Marcel Tanner est détenteur d’un doctorat en biologie médicale de l’Université de Bâle et d’un master en santé publique de l’Université de Londres. Jusqu’à sa retraite en 2017, il a été professeur et titulaire de la chaire d’épidémiologie/santé publique et de parasitologie médicale à la Faculté de médecine et des sciences naturelles
de l’Université de Bâle. De 1997 à 2015, il a été directeur de l’Institut tropical et de santé publique suisse. Il est aujourd’hui président des Académies suisses des sciences. Depuis 1977, ses travaux scientifiques vont de la recherche fondamentale en biologie cellulaire et immunologie sur des maladies comme la malaria, la schistosomiase, la trypanosomiase, la filariose et le VIH/SIDA jusqu’à des recherches épidémiologiques et de santé publique sur l’évaluation des risques, la vulnérabilité, les conséquences sanitaires et la planification sanitaire.
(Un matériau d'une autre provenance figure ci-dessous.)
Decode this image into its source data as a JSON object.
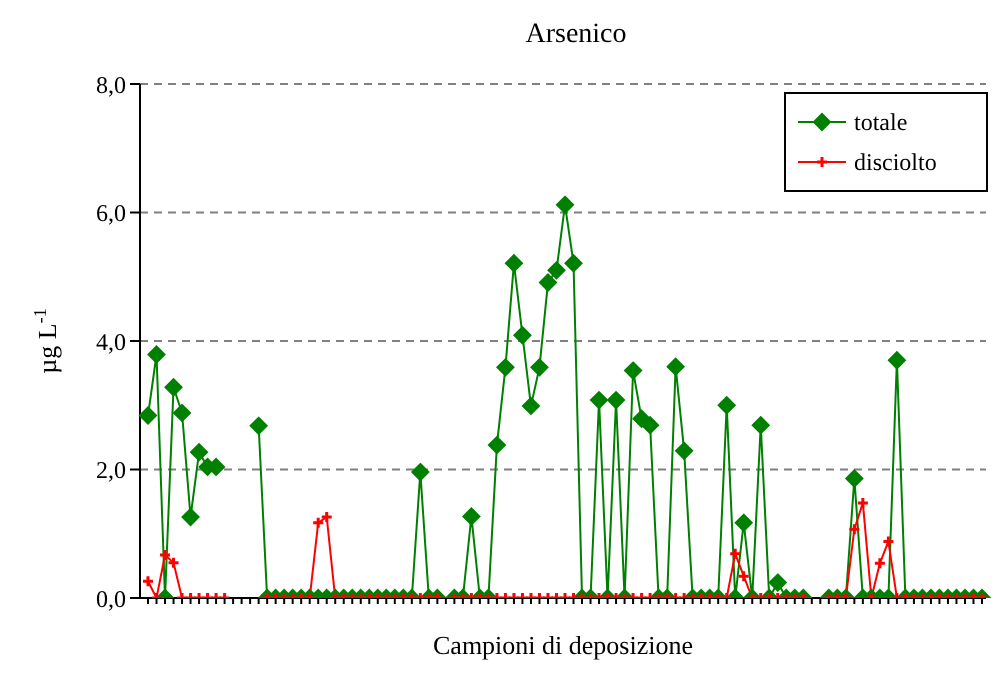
{
  "chart_data": {
    "type": "line",
    "title": "Arsenico",
    "xlabel": "Campioni di deposizione",
    "ylabel": "µg L$^{-1}$",
    "categories": [
      null,
      null,
      null,
      null,
      null,
      null,
      null,
      null,
      null,
      null,
      null,
      null,
      null,
      null,
      null,
      null,
      null,
      null,
      null,
      null,
      null,
      null,
      null,
      null,
      null,
      null,
      null,
      null,
      null,
      null,
      null,
      null,
      null,
      null,
      null,
      null,
      null,
      null,
      null,
      null,
      null,
      null,
      null,
      null,
      null,
      null,
      null,
      null,
      null,
      null,
      null,
      null,
      null,
      null,
      null,
      null,
      null,
      null,
      null,
      null,
      null,
      null,
      null,
      null,
      null,
      null,
      null,
      null,
      null,
      null,
      null,
      null,
      null,
      null,
      null,
      null,
      null,
      null,
      null,
      null,
      null,
      null,
      null,
      null,
      null,
      null,
      null,
      null,
      null,
      null,
      null,
      null,
      null,
      null,
      null,
      null,
      null,
      null,
      null
    ],
    "series": [
      {
        "name": "totale",
        "color": "#008000",
        "marker": "diamond",
        "values": [
          2.84,
          3.79,
          0,
          3.28,
          2.88,
          1.26,
          2.27,
          2.04,
          2.04,
          null,
          null,
          null,
          null,
          2.68,
          0,
          0,
          0,
          0,
          0,
          0,
          0,
          0,
          0,
          0,
          0,
          0,
          0,
          0,
          0,
          0,
          0,
          0,
          1.96,
          0,
          0,
          null,
          0,
          0,
          1.27,
          0,
          0,
          2.38,
          3.59,
          5.21,
          4.09,
          2.99,
          3.59,
          4.91,
          5.1,
          6.12,
          5.21,
          0,
          0,
          3.08,
          0,
          3.08,
          0,
          3.54,
          2.79,
          2.69,
          0,
          0,
          3.6,
          2.29,
          0,
          0,
          0,
          0,
          3.0,
          0,
          1.17,
          0,
          2.69,
          0,
          0.24,
          0,
          0,
          0,
          null,
          null,
          0,
          0,
          0,
          1.86,
          0,
          0,
          0,
          0,
          3.7,
          0,
          0,
          0,
          0,
          0,
          0,
          0,
          0,
          0,
          0
        ]
      },
      {
        "name": "disciolto",
        "color": "#ff0000",
        "marker": "cross",
        "values": [
          0.26,
          0,
          0.67,
          0.55,
          0,
          0,
          0,
          0,
          0,
          0,
          null,
          null,
          null,
          null,
          0,
          0,
          0,
          0,
          0,
          0,
          1.17,
          1.26,
          0,
          0,
          0,
          0,
          0,
          0,
          0,
          0,
          0,
          0,
          0,
          0,
          0,
          null,
          0,
          0,
          0,
          0,
          0,
          0,
          0,
          0,
          0,
          0,
          0,
          0,
          0,
          0,
          0,
          0,
          0,
          0,
          0,
          0,
          0,
          0,
          0,
          0,
          0,
          0,
          0,
          0,
          0,
          0,
          0,
          0,
          0,
          0.69,
          0.34,
          0,
          0,
          0,
          0,
          0,
          0,
          0,
          null,
          null,
          0,
          0,
          0,
          1.07,
          1.48,
          0,
          0.54,
          0.88,
          0,
          0,
          0,
          0,
          0,
          0,
          0,
          0,
          0,
          0,
          0
        ]
      }
    ],
    "ylim": [
      0,
      8
    ],
    "yticks": [
      {
        "value": 0,
        "label": "0,0"
      },
      {
        "value": 2,
        "label": "2,0"
      },
      {
        "value": 4,
        "label": "4,0"
      },
      {
        "value": 6,
        "label": "6,0"
      },
      {
        "value": 8,
        "label": "8,0"
      }
    ],
    "grid": "y",
    "legend": "top right"
  }
}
Il a codirigé en 1992 la première étude expérimentale africaine sur un vaccin contre la malaria ainsi que la plupart des grandes études d’intervention sur la malaria et la bilharziose. A côté de la recherche, il s’est notamment intéressé à la mise sur pied de capacités sanitaires et au partenariat nord-sud, ce que montre le développement de l’Ifakara Health Institute en Tanzanie. Il occupe également des fonctions de conseiller pour la recherche et le contrôle des maladies transmissibles, le renforcement des systèmes de santé et la mise sur pied de capacités au sein de diverses agences/organisations nationales et internationales, ainsi qu’au sein d’organismes/comités comme l’Hôpital universitaire de Bâle, l’OMS/SAG, Wellcome Trust, DNDi, FIND, INCLEN-Trust, la Fondation Gebert-Rüf et la Fondation Botnar. Il préside la CFIT depuis 2017.